Natural Language Processing: A branch of AI utilizing machine learning and deep learning to enable computers to comprehend human language, often employing learning algorithms, statistical models, and linguistic rules.

Neural Network: A computational model mirroring the human brain’s structure, designed to identify data patterns. Comprising interconnected nodes or neurons, it evolves with time.

Overfitting: A machine learning error when a model closely mirrors training data but struggles with new data.

Parameters: Numerical values shaping the behavior and structure of LLMs, facilitating predictions.

Prompt Chaining: AI’s ability to leverage previous interactions for context in future responses.

Stochastic Parrot: An analogy illustrating that LLMs lack a comprehensive understanding of language’s meaning and context, akin to a parrot mimicking words without grasping their significance.

Style Transfer: The process of adapting one image’s style to another’s content, enabling AI to apply visual attributes from one image to another.

Temperature: Parameters influencing the randomness of language model output.
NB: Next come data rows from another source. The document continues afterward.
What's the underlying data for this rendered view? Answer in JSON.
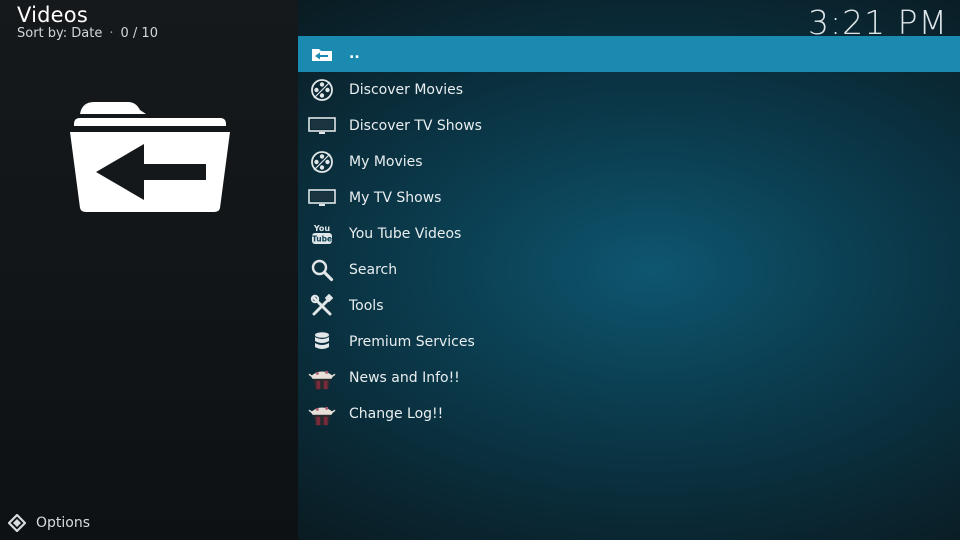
{
  "header": {
    "title": "Videos",
    "sort_label": "Sort by: Date",
    "separator": "·",
    "count": "0 / 10"
  },
  "clock": "3:21 PM",
  "footer": {
    "options_label": "Options"
  },
  "list": {
    "items": [
      {
        "label": "..",
        "icon": "folder-back-icon",
        "selected": true
      },
      {
        "label": "Discover Movies",
        "icon": "film-reel-icon"
      },
      {
        "label": "Discover TV Shows",
        "icon": "tv-icon"
      },
      {
        "label": "My Movies",
        "icon": "film-reel-icon"
      },
      {
        "label": "My TV Shows",
        "icon": "tv-icon"
      },
      {
        "label": "You Tube Videos",
        "icon": "youtube-icon"
      },
      {
        "label": "Search",
        "icon": "search-icon"
      },
      {
        "label": "Tools",
        "icon": "tools-icon"
      },
      {
        "label": "Premium Services",
        "icon": "database-icon"
      },
      {
        "label": "News and Info!!",
        "icon": "addon-logo-icon"
      },
      {
        "label": "Change Log!!",
        "icon": "addon-logo-icon"
      }
    ]
  },
  "youtube_icon_text": {
    "top": "You",
    "bottom": "Tube"
  },
  "colors": {
    "selection": "#1b8ab0",
    "background": "#0b3f52",
    "left_panel": "#131719"
  }
}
Higher values yield more daring responses.

Text-to-Image Generation: Producing images based on textual descriptions.

Training Data: Datasets utilized to educate AI models, encompassing text, images, code, and data.

Transformer Model: A deep learning model learning context by deciphering relationships within data, like sentences or image components. Unlike sequential analysis, it comprehends context holistically.

Turing Test: Evaluates a machine’s human-like behavior, passing if humans can’t distinguish its responses from humans’.

Weak AI (Narrow AI): AI focused on specific tasks, unable to surpass its designated skill set. Most contemporary AI falls into this category.

Zero-Shot Learning: A test requiring a model to complete tasks without specific training data, e.g., recognizing a lion based on knowledge of tigers.